以為出了什麼事情,跟著過來的趙廣這段時間對讀書特是敏感,聽到這話,當下就立刻開口問道。

馮永捧著阿梅的腦袋還在仔細端詳,聞言頭也不回地答道:“便是大漢第一山門。”

趙廣瞪大了雙眼,“比兄長的師門還厲害?”

“那是自然。”

“那豈不是天下第一?”

放屁!你讓麻省劍橋擱哪?

可是想了想,這個時候的大漢第一,說是天下第一,好像沒什麼毛病?

後人不爭氣,這馮永覺得甚是羞愧,根本沒辦法回答這個問題,索性便不再回答。

阿梅的臉已經紅得要滴出血來,她很想要回自己腦袋的自主權,可是捧著她腦袋的人又是自家主君,只得閉上眼睛,一動也不敢動,讓主君看個夠。

只是渾身顫慄個不停,顯然是害羞得快要暈過去了。

“咳咳,兄長,這個,阿梅所說的這個紡車,有什麼特別之處嗎?”

王訓終究是穩重些,看到兄長貌似有些情難自禁,竟然在眾人面前做出這般奔放行為,當下乾咳一聲,說了一句。

“當然有特別。

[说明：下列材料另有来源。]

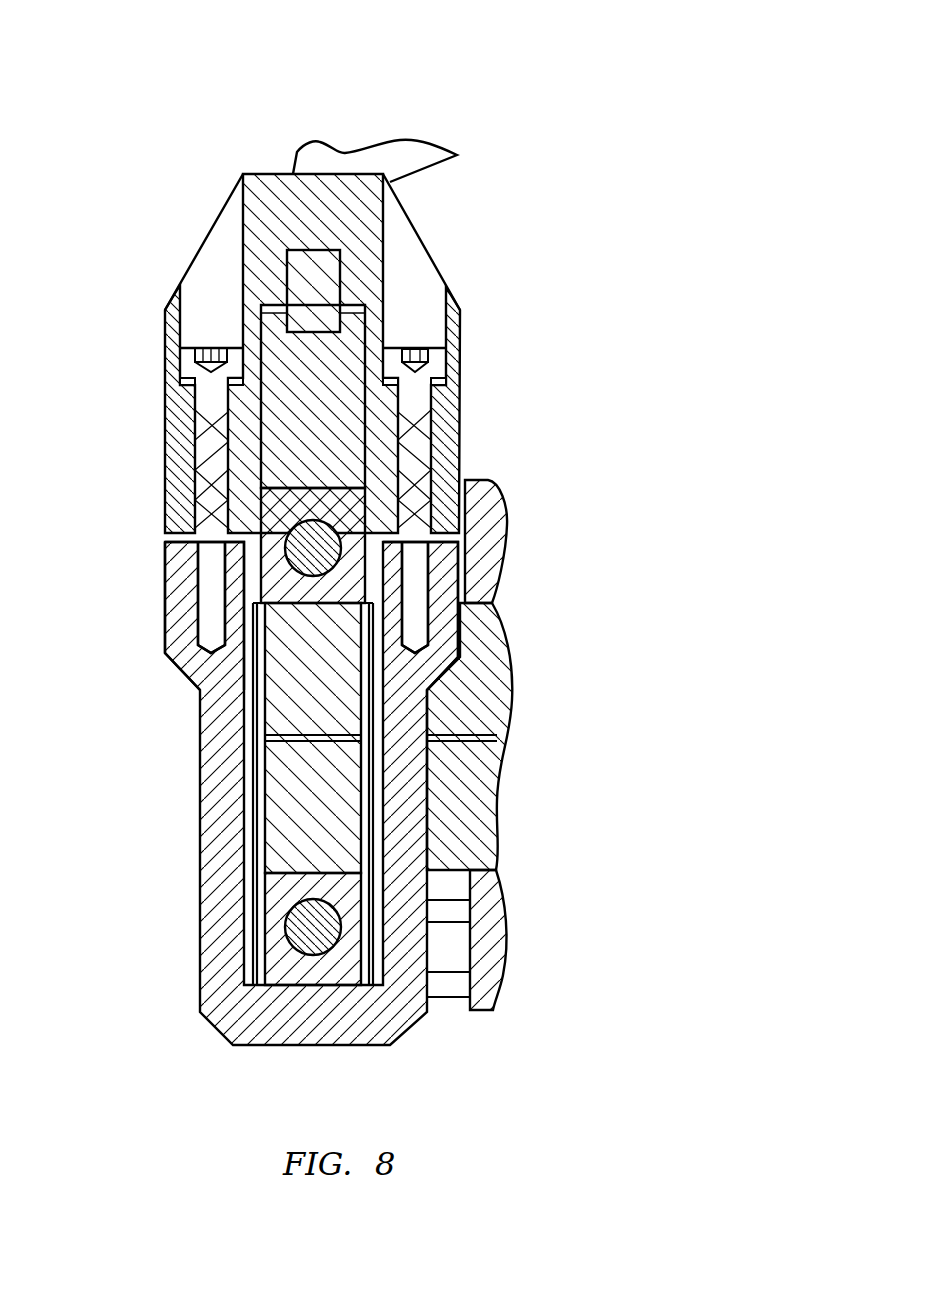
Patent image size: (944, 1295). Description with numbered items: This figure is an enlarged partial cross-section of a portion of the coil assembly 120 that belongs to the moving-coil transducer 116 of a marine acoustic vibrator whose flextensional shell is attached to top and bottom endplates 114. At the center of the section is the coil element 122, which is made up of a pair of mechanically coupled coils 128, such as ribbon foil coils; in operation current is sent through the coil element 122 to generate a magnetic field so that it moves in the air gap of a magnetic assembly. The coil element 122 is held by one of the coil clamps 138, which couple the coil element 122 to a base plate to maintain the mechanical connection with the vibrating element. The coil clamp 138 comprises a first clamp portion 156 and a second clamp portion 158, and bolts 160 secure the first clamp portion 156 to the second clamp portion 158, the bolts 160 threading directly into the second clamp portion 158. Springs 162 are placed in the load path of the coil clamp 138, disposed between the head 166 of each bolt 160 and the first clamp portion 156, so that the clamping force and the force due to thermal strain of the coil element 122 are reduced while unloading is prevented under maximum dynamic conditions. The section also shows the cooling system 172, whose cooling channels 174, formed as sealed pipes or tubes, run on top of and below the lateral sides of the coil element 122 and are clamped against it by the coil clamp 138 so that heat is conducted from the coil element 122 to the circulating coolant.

The endplates 114 is at (312, 112).
The moving-coil transducer 116 is at (447, 363).
The coil assembly 120 is at (652, 365).
The coil element 122 is at (342, 782).
The coils 128 is at (340, 690).
The coil clamps 138 is at (160, 485).
The first clamp portion 156 is at (182, 352).
The second clamp portion 158 is at (180, 592).
The bolts 160 is at (190, 347).
The springs 162 is at (186, 382).
The head 166 is at (205, 410).
The cooling system 172 is at (178, 944).
The cooling channels 174 is at (290, 567).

”

馮永終於放開了阿梅的腦袋,轉身看了看滿屋子各種奇形怪狀的木頭,用腳踢了踢,“磨盤啊,剛才沒聽到阿梅說什麼嗎?”

“什麼磨盤?把紡車做成磨盤模樣?”

趙廣心直口快,直接問道。

馮永沒理會這個把小腦當成大腦用的傢伙,轉身看了看其他人,目光落到狗子身上,問道:“狗子知道不?”

狗子罕見地露出羞愧的神色,搖了搖頭。

“這個不怪你,你還小。”

馮永倒是沒有過於苛求,自家莊子裡,出了一個漢代黃道婆式的人物,已經算是人才爆種,要是再出一個妖孽,那馮永就可以考慮自己是不是真正的天命所在。

“這些都是誰做出來的?”

馮永彎腰拿起一塊圓形的木塊,工藝太粗糙,而且一看就知道是失敗品。

阿梅所說的磨盤,估計也就只有馮永聽得懂,說穿了,就是利用偏心輪原理帶動紡車轉動。

而手上的圓木塊,完全沒有這個概念,自然就沒有動力傳輸的功能。

如今的紡車,全是手搖式的,也就是紡紗的時候,要用一隻手來搖紡車,一隻手拉線。兩隻手不但要緊密配合,而且速度快慢也有講究。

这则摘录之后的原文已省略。